KURDAKİ YÜKSELİŞ GİRDİ MALİYETLERİNİ ARTIRIYOR
Yıllık tüketici enflasyonunu enerji, giyim ve hizmet fiyatlarının nispeten dizginlediği görülmektedir. Enerji ve giyim fiyatları üretici fiyatlarını da frenlemektedir, buna rağmen temel girdi maliyetlerindeki kura bağlı artışların fiyatlara güçlü biçimde yansımaya başladığını görüyoruz.
Yİ-ÜFE verileri bize 2020 yılı Ekim ayında bir önceki aya göre yüzde 3,55, bir önceki yılın Aralık ayına göre yüzde 17,48 ve bir önceki yılın aynı ayına göre yüzde 18,20 artış yaşandığını söylüyor.
Ana sanayi gruplarının yıllık değişimleri; ara malında yüzde 23,41, dayanıklı tüketim malında yüzde 22,39, dayanıksız tüketim malında yüzde 15,36, sermaye malında yüzde 24,41 artış; enerjide yüzde 2,88 azalış olarak açıklanmıştır.
SORUN DÖNEMSEL DEĞİL, YAPISAL
Covid-19 pandemisinin ekonomik koşulları zorlaştırdığı açıktır, buna rağmen dünyada sıfır enflasyon döneminde ülkemizin döviz kuru ve enflasyon artışında başı çeken ülkeler grubu içinde yer alması sorunun dönemsel değil, yapısal olduğunu işaret etmektedir.
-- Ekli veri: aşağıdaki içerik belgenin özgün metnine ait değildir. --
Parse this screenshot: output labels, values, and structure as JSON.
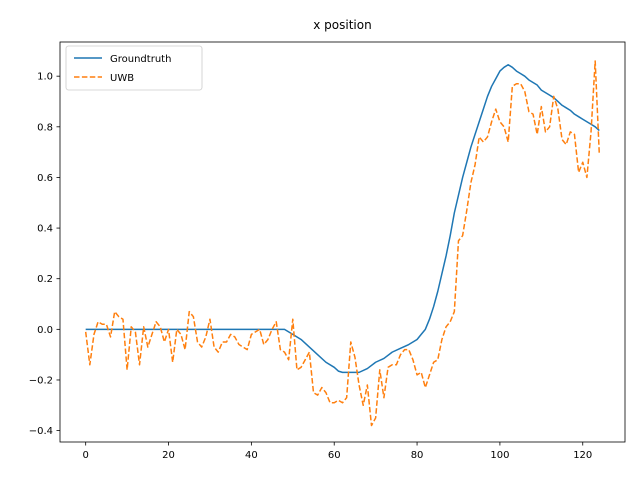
{
  "chart_data": {
    "type": "line",
    "title": "x position",
    "xlabel": "",
    "ylabel": "",
    "xlim": [
      -6.2,
      130.2
    ],
    "ylim": [
      -0.445,
      1.135
    ],
    "xticks": [
      0,
      20,
      40,
      60,
      80,
      100,
      120
    ],
    "yticks": [
      -0.4,
      -0.2,
      0.0,
      0.2,
      0.4,
      0.6,
      0.8,
      1.0
    ],
    "ytick_labels": [
      "−0.4",
      "−0.2",
      "0.0",
      "0.2",
      "0.4",
      "0.6",
      "0.8",
      "1.0"
    ],
    "grid": false,
    "legend_position": "upper-left",
    "series": [
      {
        "name": "Groundtruth",
        "color": "#1f77b4",
        "linestyle": "solid",
        "x": [
          0,
          5,
          10,
          15,
          20,
          25,
          30,
          35,
          40,
          45,
          48,
          50,
          52,
          54,
          56,
          58,
          60,
          61,
          62,
          64,
          66,
          68,
          70,
          72,
          74,
          76,
          78,
          80,
          81,
          82,
          83,
          84,
          85,
          86,
          87,
          88,
          89,
          90,
          91,
          92,
          93,
          94,
          95,
          96,
          97,
          98,
          99,
          100,
          101,
          102,
          103,
          104,
          105,
          106,
          107,
          108,
          109,
          110,
          111,
          112,
          113,
          114,
          115,
          116,
          117,
          118,
          119,
          120,
          121,
          122,
          123,
          124
        ],
        "y": [
          0.0,
          0.0,
          0.0,
          0.0,
          0.0,
          0.0,
          0.0,
          0.0,
          0.0,
          0.0,
          0.0,
          -0.02,
          -0.04,
          -0.07,
          -0.1,
          -0.13,
          -0.15,
          -0.165,
          -0.17,
          -0.17,
          -0.17,
          -0.155,
          -0.13,
          -0.115,
          -0.09,
          -0.075,
          -0.06,
          -0.04,
          -0.02,
          0.0,
          0.04,
          0.09,
          0.15,
          0.22,
          0.29,
          0.37,
          0.46,
          0.53,
          0.6,
          0.66,
          0.72,
          0.77,
          0.82,
          0.87,
          0.92,
          0.96,
          0.99,
          1.02,
          1.035,
          1.045,
          1.035,
          1.02,
          1.01,
          1.0,
          0.985,
          0.975,
          0.965,
          0.945,
          0.935,
          0.925,
          0.915,
          0.9,
          0.885,
          0.875,
          0.865,
          0.85,
          0.84,
          0.83,
          0.82,
          0.81,
          0.8,
          0.785
        ]
      },
      {
        "name": "UWB",
        "color": "#ff7f0e",
        "linestyle": "dashed",
        "x": [
          0,
          1,
          2,
          3,
          4,
          5,
          6,
          7,
          8,
          9,
          10,
          11,
          12,
          13,
          14,
          15,
          16,
          17,
          18,
          19,
          20,
          21,
          22,
          23,
          24,
          25,
          26,
          27,
          28,
          29,
          30,
          31,
          32,
          33,
          34,
          35,
          36,
          37,
          38,
          39,
          40,
          41,
          42,
          43,
          44,
          45,
          46,
          47,
          48,
          49,
          50,
          51,
          52,
          53,
          54,
          55,
          56,
          57,
          58,
          59,
          60,
          61,
          62,
          63,
          64,
          65,
          66,
          67,
          68,
          69,
          70,
          71,
          72,
          73,
          74,
          75,
          76,
          77,
          78,
          79,
          80,
          81,
          82,
          83,
          84,
          85,
          86,
          87,
          88,
          89,
          90,
          91,
          92,
          93,
          94,
          95,
          96,
          97,
          98,
          99,
          100,
          101,
          102,
          103,
          104,
          105,
          106,
          107,
          108,
          109,
          110,
          111,
          112,
          113,
          114,
          115,
          116,
          117,
          118,
          119,
          120,
          121,
          122,
          123,
          124
        ],
        "y": [
          -0.01,
          -0.14,
          -0.02,
          0.03,
          0.02,
          0.02,
          -0.03,
          0.07,
          0.05,
          0.04,
          -0.16,
          0.01,
          -0.01,
          -0.14,
          0.01,
          -0.07,
          -0.02,
          0.03,
          0.01,
          -0.05,
          0.0,
          -0.13,
          0.0,
          -0.02,
          -0.08,
          0.07,
          0.05,
          -0.05,
          -0.07,
          -0.03,
          0.04,
          -0.07,
          -0.09,
          -0.05,
          -0.05,
          -0.02,
          -0.03,
          -0.06,
          -0.07,
          -0.08,
          -0.02,
          -0.01,
          0.0,
          -0.06,
          -0.04,
          0.0,
          0.03,
          -0.08,
          -0.09,
          -0.12,
          0.04,
          -0.16,
          -0.15,
          -0.12,
          -0.09,
          -0.25,
          -0.26,
          -0.23,
          -0.25,
          -0.29,
          -0.29,
          -0.28,
          -0.29,
          -0.27,
          -0.05,
          -0.11,
          -0.22,
          -0.3,
          -0.22,
          -0.38,
          -0.35,
          -0.16,
          -0.27,
          -0.15,
          -0.14,
          -0.14,
          -0.1,
          -0.08,
          -0.08,
          -0.12,
          -0.18,
          -0.17,
          -0.23,
          -0.18,
          -0.13,
          -0.12,
          -0.04,
          0.01,
          0.03,
          0.07,
          0.35,
          0.37,
          0.47,
          0.58,
          0.65,
          0.76,
          0.74,
          0.76,
          0.82,
          0.87,
          0.82,
          0.8,
          0.74,
          0.96,
          0.97,
          0.97,
          0.94,
          0.86,
          0.85,
          0.77,
          0.88,
          0.78,
          0.8,
          0.92,
          0.87,
          0.75,
          0.73,
          0.78,
          0.77,
          0.62,
          0.66,
          0.6,
          0.78,
          1.06,
          0.69
        ]
      }
    ]
  }
}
Döviz kuru artışı 2018 yılından bu yana yaklaşık yüzde 100, son bir yılda yüzde 50 civarında gerçekleşmiş, mevcut yüksek düzeyde bile kurda psikolojik sınır kalmamıştır. Merkez Bankası'nın milli paramıza güven eksikliğini ve politika etkinliğini sorgulayarak gerekli adımları atmasının zamanı geçmektedir.
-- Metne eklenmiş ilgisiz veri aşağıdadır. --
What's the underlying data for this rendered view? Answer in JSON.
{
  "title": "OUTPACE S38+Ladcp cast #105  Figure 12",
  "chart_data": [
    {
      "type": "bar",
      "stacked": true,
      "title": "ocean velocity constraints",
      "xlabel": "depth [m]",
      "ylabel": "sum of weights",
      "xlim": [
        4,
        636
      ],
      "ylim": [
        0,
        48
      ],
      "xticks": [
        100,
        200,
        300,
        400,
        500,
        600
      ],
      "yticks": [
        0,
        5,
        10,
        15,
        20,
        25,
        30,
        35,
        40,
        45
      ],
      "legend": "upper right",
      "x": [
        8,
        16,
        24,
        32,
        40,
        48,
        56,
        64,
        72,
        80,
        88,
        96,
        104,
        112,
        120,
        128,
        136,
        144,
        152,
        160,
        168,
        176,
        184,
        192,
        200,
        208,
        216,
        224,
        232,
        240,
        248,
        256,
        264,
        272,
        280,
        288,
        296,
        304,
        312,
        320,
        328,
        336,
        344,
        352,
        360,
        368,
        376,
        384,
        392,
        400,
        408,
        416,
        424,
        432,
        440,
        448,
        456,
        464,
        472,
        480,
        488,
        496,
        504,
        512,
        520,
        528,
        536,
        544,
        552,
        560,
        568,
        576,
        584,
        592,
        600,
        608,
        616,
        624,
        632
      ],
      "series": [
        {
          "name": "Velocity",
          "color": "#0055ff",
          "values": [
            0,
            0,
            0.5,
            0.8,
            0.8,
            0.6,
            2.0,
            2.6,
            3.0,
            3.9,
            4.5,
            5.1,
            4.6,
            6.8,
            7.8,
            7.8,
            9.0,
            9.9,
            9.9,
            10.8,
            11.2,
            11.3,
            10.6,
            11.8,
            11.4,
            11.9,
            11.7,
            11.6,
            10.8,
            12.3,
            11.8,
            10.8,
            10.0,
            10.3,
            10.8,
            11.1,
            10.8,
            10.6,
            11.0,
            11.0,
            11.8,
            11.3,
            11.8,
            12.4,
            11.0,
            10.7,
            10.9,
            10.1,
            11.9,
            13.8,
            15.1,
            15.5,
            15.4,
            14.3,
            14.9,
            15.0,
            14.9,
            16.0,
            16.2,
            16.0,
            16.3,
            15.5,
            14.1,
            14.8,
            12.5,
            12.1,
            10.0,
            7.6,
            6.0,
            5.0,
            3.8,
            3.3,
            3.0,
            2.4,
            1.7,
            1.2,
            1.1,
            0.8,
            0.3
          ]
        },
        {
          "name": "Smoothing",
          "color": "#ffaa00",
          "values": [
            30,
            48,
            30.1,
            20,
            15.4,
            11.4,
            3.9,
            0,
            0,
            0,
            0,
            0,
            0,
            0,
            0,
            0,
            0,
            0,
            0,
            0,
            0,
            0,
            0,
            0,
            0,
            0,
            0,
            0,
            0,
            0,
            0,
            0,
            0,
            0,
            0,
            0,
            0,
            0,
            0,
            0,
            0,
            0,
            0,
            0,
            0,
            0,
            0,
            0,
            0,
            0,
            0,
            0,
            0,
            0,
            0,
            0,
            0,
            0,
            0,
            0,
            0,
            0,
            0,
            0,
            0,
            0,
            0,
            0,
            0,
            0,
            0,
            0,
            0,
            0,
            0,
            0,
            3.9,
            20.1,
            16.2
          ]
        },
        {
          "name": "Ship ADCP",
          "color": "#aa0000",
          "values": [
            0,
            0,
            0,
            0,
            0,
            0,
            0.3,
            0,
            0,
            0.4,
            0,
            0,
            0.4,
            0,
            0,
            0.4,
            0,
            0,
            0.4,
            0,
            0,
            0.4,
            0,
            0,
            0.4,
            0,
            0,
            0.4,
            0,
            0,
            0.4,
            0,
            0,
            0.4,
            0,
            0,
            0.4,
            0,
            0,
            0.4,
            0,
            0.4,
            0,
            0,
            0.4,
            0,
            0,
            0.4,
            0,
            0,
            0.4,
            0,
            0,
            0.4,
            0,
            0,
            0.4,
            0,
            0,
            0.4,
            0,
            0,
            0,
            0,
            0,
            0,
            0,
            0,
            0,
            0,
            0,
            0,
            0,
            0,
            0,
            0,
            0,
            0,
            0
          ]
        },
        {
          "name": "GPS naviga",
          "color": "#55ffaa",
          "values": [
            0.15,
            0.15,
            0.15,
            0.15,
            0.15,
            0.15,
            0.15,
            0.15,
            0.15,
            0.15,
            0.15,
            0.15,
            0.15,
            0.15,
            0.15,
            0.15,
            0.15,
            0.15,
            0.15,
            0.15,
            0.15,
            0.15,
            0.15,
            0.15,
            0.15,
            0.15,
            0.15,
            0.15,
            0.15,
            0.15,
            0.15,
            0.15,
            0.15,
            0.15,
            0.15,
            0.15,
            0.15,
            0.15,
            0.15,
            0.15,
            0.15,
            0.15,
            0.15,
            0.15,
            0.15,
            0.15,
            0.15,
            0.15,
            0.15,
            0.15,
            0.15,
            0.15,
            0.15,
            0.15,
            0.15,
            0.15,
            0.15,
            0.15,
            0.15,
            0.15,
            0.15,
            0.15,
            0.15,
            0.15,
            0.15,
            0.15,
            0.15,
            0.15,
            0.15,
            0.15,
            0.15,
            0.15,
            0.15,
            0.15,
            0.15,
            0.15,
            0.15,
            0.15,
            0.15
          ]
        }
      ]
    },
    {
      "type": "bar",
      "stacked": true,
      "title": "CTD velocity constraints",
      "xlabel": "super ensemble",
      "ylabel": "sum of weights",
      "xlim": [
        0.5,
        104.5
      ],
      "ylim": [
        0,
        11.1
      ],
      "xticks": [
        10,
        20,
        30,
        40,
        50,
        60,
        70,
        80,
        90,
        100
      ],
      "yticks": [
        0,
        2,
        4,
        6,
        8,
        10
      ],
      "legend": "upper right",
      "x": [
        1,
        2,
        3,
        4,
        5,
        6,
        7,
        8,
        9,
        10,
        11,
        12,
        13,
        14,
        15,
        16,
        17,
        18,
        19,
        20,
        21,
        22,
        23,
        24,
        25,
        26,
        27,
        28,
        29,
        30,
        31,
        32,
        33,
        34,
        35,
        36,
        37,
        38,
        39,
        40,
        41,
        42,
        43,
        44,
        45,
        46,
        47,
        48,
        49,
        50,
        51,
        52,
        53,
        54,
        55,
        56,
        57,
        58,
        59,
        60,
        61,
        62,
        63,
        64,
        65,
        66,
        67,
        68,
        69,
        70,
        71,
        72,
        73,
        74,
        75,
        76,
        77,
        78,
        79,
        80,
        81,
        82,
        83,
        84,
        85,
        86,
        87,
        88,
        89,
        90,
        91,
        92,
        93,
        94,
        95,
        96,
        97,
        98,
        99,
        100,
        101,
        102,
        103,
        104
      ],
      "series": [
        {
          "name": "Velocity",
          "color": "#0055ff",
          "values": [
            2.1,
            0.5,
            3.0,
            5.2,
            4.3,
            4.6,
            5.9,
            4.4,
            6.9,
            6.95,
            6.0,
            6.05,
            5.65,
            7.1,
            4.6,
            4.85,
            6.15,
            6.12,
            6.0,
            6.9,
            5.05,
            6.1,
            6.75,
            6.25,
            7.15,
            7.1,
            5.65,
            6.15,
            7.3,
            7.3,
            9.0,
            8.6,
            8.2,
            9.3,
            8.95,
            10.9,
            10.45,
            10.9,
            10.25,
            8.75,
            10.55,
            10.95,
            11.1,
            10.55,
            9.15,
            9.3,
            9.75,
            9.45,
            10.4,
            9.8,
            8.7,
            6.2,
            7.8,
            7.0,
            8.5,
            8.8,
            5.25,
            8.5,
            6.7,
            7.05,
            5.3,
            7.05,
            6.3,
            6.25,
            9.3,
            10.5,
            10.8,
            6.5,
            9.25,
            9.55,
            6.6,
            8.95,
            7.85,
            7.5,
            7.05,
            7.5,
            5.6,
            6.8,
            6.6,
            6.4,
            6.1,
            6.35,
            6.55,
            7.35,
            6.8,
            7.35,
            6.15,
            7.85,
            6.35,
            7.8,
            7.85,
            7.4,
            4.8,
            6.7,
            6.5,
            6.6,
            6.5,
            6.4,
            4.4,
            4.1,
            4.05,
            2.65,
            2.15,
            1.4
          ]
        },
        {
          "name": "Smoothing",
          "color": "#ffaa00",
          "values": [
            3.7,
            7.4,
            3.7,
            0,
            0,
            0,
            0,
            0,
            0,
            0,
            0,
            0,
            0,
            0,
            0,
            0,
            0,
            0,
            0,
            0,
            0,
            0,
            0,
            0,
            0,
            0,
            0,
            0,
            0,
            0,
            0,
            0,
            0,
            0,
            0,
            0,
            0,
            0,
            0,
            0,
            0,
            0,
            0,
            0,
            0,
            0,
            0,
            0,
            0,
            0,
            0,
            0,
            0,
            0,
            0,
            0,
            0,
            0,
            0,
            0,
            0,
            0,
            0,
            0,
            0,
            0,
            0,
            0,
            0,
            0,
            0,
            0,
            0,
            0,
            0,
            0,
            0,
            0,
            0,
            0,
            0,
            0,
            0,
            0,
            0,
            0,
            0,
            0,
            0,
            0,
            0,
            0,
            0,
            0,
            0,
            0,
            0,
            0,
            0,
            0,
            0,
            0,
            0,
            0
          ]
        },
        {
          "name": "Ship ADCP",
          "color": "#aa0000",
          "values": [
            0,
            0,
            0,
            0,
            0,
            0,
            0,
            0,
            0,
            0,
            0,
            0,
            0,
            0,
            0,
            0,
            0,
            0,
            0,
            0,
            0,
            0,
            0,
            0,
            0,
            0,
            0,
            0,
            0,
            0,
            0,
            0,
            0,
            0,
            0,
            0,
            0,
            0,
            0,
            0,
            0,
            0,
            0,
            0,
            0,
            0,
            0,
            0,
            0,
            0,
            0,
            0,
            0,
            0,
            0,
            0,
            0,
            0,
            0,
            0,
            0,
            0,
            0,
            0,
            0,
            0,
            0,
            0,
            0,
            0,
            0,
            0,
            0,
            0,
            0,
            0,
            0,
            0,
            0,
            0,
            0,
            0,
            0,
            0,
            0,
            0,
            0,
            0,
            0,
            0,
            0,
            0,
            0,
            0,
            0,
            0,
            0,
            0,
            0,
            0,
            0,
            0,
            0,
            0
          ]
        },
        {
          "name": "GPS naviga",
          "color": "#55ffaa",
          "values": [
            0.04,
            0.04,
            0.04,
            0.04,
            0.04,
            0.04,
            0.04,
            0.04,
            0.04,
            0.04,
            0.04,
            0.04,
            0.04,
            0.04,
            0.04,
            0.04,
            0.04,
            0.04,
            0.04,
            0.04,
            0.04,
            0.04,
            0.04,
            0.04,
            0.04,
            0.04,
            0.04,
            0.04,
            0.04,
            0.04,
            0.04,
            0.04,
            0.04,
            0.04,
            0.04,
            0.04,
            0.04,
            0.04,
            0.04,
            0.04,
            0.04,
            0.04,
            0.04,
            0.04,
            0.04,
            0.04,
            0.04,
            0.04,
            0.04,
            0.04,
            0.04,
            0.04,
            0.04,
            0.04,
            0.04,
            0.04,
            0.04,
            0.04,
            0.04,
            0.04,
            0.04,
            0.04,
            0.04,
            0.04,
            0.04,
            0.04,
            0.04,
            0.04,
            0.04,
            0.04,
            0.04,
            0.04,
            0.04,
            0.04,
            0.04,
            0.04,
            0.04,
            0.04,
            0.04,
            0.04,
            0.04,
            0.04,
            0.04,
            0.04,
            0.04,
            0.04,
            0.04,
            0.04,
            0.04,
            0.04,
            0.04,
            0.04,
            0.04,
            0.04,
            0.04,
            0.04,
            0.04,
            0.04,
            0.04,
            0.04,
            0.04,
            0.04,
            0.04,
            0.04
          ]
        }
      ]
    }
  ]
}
BATI AKDENİZ ENFLASYONU TÜRKİYE ORTALAMASININ ÜZERİNDE
TÜİK verilerine göre bölgemizdeki TÜFE oranının aylık bazda yüzde 2,37, 10 aylık bazda yüzde 11,38 ve yıllık bazda yüzde 12,25 olarak gerçekleştiğini görüyoruz. Bu veriler bize Batı Akdeniz Bölgesinde görülen enflasyonun aylık, on aylık ve yıllık bazda Türkiye ortalamasının üzerinde kaldığını söylemektedir.
Bu oranlara göre Antalya, Isparta ve Burdur illerini kapsayan Batı Akdeniz Bölgesi, 26 bölge arasında aylık bazda altıncı, 10 aylık bazda beşinci sırada, yıllık bazda ise sekizinci sırada yer almıştır.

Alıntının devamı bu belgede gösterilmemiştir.